John McLean 1939-2019

British abstract painter, born in Liverpool to Scottish parents. His father, Talbert McLean (1906-92), was a painter, whose later work was influenced by *Abstract Expressionism; after the Second World War, during which he served in the armed forces, he returned to Scotland and taught at Arbroath High School until 1972. John studied at St Andrews University, 1957-62, then did postgraduate work in art history at the *Courtauld Institute of Art, London, 1963-6. He was mainly self-taught as a painter. For most of his career he has lived in London, where he has taught at various art colleges, but he was artist-in-residence at Edinburgh University, 1984-5, and he lived in New York, 1987-9. His paintings typically feature broadly brushed shapes and rich colours (Strathspey, 1993, Gallery of Modern Art, Glasgow). He writes that 'My works have no hidden meanings.

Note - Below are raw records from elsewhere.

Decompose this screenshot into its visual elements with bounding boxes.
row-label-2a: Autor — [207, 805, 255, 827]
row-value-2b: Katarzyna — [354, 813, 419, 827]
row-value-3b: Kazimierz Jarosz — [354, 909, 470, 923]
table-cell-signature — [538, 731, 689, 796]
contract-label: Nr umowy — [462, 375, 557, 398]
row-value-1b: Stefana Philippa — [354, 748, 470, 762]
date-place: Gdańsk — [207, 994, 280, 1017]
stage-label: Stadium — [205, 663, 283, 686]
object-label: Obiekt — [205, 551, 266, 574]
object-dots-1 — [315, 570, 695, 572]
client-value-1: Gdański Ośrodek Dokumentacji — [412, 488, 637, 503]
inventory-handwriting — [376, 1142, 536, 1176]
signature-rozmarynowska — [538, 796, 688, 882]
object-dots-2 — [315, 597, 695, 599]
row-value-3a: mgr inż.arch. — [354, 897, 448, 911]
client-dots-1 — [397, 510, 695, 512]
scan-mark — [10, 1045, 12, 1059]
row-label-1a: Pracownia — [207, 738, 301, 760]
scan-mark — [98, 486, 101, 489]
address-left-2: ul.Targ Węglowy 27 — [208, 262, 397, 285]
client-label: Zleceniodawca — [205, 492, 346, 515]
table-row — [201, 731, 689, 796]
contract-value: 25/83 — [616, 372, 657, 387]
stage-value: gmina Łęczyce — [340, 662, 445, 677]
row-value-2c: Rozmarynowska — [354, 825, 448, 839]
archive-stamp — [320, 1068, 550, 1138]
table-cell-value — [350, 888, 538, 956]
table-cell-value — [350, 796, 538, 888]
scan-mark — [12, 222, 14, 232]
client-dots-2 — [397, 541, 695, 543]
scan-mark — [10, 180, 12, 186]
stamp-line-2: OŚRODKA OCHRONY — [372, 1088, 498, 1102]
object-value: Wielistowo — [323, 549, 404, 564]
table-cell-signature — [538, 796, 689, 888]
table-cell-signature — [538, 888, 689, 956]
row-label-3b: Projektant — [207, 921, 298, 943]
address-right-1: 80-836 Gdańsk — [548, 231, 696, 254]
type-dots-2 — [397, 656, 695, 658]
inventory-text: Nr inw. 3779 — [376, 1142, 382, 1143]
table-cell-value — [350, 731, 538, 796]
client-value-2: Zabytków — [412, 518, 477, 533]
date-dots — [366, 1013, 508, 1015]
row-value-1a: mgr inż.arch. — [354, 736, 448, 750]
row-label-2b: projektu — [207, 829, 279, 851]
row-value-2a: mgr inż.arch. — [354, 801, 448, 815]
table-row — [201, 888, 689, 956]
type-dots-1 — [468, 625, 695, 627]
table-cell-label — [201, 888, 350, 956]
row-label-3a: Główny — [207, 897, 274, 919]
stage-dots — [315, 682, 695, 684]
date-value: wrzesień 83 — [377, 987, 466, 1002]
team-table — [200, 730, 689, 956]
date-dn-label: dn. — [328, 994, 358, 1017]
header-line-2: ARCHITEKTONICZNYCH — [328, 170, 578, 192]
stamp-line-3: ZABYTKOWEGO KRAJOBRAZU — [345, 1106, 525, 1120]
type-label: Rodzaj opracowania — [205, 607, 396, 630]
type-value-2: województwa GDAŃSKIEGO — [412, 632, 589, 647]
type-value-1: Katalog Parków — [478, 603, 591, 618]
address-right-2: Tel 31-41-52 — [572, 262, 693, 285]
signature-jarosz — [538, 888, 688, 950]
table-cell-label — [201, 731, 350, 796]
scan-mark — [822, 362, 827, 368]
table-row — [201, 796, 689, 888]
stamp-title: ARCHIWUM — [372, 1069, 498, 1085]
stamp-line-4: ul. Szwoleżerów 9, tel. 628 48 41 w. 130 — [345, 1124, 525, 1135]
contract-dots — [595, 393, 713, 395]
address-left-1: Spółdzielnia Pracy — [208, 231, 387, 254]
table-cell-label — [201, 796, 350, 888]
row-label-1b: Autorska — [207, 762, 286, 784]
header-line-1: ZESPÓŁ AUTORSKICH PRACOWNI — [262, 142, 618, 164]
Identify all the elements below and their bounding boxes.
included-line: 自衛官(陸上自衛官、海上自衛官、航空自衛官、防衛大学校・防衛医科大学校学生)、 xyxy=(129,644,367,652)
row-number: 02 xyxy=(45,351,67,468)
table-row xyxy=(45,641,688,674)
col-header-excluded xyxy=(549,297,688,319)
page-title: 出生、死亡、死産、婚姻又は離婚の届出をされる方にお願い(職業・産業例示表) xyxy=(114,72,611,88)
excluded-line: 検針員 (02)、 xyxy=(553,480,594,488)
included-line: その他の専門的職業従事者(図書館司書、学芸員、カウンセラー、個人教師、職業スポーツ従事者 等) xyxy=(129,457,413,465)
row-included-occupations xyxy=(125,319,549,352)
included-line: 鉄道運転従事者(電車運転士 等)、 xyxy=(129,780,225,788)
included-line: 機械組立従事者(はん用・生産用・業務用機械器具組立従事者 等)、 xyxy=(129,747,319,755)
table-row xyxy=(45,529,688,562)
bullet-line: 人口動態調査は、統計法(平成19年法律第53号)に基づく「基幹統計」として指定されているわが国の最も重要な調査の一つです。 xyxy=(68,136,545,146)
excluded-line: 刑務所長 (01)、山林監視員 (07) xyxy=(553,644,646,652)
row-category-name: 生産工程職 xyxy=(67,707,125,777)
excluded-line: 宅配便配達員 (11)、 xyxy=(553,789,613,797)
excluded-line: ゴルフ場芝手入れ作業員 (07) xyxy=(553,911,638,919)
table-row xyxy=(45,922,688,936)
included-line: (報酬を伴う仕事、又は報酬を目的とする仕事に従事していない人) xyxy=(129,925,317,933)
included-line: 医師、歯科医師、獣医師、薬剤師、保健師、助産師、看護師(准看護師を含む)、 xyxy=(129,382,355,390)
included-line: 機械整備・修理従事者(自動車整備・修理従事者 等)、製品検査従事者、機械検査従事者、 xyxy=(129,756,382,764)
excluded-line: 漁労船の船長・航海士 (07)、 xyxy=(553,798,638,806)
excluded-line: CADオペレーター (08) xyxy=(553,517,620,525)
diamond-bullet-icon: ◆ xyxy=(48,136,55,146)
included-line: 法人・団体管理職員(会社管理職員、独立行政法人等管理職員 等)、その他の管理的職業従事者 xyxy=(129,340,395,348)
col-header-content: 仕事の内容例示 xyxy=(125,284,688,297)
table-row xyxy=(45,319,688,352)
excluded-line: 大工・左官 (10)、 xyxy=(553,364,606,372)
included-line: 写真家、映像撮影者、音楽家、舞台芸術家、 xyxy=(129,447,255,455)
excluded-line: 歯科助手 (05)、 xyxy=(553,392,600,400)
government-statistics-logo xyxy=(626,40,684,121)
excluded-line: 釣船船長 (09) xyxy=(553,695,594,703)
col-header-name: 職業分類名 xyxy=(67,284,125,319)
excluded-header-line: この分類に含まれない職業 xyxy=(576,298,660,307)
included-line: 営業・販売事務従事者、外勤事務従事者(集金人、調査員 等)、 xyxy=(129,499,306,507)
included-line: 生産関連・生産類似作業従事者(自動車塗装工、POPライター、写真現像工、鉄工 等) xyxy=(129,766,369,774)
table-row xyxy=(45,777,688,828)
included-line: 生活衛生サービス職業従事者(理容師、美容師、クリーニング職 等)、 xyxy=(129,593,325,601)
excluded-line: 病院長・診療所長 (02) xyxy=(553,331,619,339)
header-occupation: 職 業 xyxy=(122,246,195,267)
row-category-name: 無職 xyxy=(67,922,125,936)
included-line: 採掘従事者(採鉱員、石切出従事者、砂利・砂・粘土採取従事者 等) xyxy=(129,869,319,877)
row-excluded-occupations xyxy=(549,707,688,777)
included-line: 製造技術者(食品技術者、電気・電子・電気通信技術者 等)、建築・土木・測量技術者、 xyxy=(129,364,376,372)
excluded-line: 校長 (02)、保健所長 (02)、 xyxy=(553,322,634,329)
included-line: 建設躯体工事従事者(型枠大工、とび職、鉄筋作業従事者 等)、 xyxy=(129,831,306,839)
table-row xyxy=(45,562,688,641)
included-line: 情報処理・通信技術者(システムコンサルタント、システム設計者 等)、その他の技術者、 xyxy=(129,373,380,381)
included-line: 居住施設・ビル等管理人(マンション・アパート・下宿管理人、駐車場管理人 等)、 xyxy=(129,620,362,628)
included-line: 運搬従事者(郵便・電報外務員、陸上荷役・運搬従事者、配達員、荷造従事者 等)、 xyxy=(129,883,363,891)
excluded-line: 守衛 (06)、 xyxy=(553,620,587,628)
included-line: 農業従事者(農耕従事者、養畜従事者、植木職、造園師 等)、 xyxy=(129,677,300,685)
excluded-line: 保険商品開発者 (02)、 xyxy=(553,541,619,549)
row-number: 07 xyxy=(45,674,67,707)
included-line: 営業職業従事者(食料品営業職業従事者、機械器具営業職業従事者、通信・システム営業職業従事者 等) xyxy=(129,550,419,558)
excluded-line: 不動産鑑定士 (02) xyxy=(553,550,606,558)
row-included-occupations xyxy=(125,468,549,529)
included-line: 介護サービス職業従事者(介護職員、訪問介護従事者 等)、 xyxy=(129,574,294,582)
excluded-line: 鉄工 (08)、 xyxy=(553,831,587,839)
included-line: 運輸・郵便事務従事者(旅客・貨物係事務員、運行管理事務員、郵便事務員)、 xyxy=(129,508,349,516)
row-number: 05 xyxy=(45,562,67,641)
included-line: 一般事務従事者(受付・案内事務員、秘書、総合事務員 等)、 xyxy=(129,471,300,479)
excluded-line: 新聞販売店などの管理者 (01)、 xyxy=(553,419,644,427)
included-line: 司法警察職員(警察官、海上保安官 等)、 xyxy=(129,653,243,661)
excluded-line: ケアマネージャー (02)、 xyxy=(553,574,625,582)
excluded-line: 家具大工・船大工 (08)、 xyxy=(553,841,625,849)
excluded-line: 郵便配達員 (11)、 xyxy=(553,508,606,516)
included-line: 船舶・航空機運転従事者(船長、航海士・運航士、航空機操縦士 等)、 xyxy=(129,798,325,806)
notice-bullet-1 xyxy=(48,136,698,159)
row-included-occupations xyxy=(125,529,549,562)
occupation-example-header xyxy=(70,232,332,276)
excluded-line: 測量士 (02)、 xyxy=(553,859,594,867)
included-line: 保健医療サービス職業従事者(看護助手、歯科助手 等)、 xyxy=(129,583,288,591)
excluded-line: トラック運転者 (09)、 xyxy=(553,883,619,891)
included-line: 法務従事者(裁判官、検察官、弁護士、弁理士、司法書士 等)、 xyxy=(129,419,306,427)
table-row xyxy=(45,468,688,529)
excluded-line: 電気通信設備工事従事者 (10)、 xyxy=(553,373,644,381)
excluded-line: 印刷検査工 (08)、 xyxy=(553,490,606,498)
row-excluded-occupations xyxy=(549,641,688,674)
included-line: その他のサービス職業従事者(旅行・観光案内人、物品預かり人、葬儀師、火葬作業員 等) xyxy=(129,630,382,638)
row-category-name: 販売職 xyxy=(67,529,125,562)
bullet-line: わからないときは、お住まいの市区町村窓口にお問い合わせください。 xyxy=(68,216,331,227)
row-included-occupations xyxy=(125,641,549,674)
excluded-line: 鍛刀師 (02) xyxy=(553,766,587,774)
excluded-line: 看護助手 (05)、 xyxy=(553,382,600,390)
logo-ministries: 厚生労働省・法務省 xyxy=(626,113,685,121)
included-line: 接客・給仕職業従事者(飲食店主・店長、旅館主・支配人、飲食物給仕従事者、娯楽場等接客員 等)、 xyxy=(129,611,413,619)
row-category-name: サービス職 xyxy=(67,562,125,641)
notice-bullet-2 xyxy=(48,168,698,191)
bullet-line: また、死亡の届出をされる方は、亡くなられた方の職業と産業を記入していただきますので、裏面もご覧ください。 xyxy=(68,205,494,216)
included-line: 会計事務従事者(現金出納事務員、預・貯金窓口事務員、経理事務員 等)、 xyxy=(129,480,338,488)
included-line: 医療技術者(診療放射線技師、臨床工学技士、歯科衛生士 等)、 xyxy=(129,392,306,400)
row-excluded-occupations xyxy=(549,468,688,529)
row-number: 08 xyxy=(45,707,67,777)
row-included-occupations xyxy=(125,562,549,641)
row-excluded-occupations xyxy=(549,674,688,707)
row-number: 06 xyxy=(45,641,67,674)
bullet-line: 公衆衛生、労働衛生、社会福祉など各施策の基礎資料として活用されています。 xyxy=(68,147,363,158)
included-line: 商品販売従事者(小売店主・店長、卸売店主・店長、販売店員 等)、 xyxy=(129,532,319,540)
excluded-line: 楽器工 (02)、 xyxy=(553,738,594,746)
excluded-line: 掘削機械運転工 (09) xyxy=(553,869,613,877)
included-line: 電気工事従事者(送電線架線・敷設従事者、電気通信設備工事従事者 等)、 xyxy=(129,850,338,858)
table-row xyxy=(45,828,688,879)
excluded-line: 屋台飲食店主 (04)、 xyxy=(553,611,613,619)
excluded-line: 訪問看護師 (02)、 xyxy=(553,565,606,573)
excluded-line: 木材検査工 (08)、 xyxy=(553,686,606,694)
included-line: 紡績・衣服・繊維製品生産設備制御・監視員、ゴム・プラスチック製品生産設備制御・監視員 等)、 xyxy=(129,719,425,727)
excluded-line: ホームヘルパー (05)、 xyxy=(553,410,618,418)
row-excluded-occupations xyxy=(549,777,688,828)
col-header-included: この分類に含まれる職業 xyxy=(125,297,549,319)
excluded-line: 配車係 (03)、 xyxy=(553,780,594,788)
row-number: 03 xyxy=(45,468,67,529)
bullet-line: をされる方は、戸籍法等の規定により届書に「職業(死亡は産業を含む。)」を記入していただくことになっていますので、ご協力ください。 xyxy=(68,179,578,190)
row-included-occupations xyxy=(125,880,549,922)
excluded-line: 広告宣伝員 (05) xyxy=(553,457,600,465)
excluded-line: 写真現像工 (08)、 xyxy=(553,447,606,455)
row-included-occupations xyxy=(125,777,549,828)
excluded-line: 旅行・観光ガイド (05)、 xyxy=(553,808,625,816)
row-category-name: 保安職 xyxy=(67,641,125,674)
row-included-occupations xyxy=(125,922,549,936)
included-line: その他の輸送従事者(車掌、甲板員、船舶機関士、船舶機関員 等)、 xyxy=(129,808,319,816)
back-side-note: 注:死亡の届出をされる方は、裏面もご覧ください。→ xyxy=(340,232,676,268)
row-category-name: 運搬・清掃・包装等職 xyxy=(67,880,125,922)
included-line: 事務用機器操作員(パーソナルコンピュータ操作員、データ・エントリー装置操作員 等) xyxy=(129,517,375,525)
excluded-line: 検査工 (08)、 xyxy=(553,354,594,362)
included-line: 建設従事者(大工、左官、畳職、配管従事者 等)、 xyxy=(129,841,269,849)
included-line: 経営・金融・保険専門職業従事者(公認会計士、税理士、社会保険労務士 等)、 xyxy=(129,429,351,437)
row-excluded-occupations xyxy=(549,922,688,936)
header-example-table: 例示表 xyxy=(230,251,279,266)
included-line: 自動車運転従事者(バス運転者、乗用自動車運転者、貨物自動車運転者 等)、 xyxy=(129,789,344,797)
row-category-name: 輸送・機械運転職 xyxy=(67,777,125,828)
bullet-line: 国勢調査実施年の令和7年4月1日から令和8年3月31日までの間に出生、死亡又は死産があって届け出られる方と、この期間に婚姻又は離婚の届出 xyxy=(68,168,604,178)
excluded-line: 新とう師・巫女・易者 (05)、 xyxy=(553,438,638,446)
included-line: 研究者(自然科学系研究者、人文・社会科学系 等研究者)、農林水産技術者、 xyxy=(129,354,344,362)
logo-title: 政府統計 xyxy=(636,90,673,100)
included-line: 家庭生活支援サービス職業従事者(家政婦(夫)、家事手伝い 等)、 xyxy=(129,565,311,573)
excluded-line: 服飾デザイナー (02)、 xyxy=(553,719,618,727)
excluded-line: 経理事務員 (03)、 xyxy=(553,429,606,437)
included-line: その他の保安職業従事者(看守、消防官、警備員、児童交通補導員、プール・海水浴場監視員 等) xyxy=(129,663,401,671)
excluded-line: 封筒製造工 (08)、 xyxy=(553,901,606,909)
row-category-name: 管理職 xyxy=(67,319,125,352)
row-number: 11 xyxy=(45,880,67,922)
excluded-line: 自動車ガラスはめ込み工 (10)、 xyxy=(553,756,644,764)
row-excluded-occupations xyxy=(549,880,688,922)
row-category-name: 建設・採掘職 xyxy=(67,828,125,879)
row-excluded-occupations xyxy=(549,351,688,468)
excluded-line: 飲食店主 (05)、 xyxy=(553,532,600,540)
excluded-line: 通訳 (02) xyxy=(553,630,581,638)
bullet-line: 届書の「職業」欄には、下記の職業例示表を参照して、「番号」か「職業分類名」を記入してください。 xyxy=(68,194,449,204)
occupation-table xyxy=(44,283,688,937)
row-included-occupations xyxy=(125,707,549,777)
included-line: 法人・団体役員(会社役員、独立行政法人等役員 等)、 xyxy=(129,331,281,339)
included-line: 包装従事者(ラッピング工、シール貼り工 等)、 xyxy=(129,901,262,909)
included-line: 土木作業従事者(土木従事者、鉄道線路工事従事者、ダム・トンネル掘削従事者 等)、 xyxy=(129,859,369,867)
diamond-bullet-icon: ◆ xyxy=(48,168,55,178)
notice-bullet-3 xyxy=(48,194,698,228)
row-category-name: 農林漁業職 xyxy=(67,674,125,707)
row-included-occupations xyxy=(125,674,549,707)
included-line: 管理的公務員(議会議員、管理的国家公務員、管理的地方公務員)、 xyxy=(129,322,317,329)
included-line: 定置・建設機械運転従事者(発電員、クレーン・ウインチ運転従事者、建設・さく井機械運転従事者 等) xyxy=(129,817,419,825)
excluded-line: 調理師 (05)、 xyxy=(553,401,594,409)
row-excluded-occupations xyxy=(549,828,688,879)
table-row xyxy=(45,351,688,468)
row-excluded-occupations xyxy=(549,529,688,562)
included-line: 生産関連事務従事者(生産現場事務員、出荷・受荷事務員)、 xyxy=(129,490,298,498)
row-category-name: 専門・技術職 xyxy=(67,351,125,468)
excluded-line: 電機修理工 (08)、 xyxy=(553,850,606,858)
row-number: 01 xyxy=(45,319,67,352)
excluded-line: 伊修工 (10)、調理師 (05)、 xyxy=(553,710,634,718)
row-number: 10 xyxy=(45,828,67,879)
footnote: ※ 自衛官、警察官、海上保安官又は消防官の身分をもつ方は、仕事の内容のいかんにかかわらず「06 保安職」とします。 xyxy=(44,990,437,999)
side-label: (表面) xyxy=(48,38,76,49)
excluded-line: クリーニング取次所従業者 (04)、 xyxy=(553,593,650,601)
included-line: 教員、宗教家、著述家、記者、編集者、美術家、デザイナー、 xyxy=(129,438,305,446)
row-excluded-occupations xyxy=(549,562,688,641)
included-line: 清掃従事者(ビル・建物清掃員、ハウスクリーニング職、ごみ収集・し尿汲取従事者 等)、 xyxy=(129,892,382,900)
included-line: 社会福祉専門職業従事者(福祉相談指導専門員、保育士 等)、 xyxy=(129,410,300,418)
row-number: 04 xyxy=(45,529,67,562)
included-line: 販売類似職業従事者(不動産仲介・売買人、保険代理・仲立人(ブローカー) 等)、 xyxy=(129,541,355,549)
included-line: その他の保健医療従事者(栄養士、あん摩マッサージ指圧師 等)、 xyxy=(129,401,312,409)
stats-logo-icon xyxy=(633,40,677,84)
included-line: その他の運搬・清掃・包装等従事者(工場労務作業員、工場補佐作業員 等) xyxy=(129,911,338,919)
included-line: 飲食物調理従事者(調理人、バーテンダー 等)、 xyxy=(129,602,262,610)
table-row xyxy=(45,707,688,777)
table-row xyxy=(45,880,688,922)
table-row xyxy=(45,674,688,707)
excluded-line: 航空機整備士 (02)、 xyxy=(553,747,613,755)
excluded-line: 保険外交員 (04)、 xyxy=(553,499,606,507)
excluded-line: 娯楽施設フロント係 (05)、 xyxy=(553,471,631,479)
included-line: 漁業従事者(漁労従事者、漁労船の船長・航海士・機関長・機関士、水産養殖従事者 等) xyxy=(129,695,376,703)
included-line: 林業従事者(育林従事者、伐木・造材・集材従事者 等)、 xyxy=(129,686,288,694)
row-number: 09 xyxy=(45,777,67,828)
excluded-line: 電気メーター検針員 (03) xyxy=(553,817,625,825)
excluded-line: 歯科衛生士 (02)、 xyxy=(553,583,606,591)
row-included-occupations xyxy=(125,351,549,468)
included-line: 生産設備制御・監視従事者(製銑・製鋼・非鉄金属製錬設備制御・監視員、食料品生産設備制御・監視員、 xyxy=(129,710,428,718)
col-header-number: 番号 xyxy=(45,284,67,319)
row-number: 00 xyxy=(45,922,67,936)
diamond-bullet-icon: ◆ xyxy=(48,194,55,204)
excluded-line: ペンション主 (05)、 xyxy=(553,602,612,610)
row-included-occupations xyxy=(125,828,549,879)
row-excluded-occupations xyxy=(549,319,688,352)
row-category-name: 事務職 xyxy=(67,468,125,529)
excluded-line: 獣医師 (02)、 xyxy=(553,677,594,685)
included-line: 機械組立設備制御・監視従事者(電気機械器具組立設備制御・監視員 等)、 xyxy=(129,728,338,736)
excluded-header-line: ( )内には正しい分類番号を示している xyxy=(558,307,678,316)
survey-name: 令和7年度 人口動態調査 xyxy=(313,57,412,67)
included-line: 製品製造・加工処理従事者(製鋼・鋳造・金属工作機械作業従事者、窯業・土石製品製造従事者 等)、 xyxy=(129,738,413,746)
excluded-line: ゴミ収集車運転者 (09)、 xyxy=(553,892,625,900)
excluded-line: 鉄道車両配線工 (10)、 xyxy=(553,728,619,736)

To understand, all you have to do is look. Everything only works in relation to everything else in the painting…Looking triggers imagination and association…I only work with the feelings I can elicit with drawing, colour and surface…Instinct and spontaneity are crucial. Thought goes into it too, in the same way it does in singing and dancing.' He has had numerous one-man exhibitions in Britain and abroad and is regarded as one of the outstanding British abstract painters of his generation.